Вот теория, Викентий Викентьевич! Но только и она никуда не годится. Потому что в самое время отчаяния, нарушив ее, по счастью, мне позвонил генеральный секретарь год с лишним назад. Поверьте моему вкусу, он вел разговор сильно, ясно, государственно и элегантно. В сердце писателя зажглась надежда: оставался только один шаг — увидеть его и узнать судьбу.
(М. Булгаков. Собрание сочинений в пяти томах. Том пятый. М. 1990. Стр. 461 — 462)
Так что же, он, стало быть, ничего не понял? Не понял, что Сталин его обманул? Что обещанный ему «благоприятный ответ» обернулся пшиком?
Нет, это он понял. Но фраза Сталина — «Нам бы надо встретиться, поговорить», — его зачаровала. Вот они встретятся, и он все ему объяснит… И тогда…
Он был уверен, что его встреча с вождем — не за горами. Она состоится в самые ближайшие дни.
Не дождавшись обещанного продолжения разговора, всего через три недели после сталинского звонка — 5-го мая — от решается напомнить Сталину о себе:
Я не позволил бы себе беспокоить Вас письмом, если бы меня не заставляла сделать это бедность.

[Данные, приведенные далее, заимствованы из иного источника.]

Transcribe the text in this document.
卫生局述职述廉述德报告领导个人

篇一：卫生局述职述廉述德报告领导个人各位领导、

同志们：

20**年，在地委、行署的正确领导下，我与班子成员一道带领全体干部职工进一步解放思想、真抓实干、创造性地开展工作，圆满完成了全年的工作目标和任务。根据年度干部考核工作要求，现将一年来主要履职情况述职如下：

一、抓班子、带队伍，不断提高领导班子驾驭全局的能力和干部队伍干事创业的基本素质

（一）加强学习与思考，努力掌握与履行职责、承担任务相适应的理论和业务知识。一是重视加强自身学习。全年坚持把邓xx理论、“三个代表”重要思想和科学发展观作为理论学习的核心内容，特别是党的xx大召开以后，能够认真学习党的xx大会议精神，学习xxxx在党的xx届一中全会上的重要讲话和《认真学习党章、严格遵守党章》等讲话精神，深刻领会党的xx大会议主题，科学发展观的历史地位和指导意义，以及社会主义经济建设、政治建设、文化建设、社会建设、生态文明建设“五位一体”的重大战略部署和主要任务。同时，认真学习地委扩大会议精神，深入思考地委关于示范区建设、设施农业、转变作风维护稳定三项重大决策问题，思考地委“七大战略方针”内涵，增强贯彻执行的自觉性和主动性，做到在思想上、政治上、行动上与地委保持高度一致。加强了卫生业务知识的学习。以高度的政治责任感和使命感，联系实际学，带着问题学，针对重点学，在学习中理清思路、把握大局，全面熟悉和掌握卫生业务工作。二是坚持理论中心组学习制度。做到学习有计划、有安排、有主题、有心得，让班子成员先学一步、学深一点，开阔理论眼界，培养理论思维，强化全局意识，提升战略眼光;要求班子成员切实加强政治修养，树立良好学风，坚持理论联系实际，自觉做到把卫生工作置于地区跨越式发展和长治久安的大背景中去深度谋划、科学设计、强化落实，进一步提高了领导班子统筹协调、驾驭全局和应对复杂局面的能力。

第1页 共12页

Я прошу Вас, если это возможно, принять меня в первой половине мая. Средств к спасению у меня не имеется.
Ответа на это письмо он не получил.
Это, надо думать, его несколько отрезвило.
Но прошел год, и он снова (30-го мая 1931 года) обращается к Сталину с большим посланием, в котором просит все-таки отпустить его за границу. На этот раз не навсегда, а только до осени. При этом он ясно и определенно дает понять, что, несмотря ни на что, твердо решил остаться жить и работать на Родине:
«Такой Булгаков не нужен советскому театру», — написал нравоучительно один из критиков, когда меня запретили.
Не знаю, нужен ли я советскому театру, но мне советский театр нужен как воздух.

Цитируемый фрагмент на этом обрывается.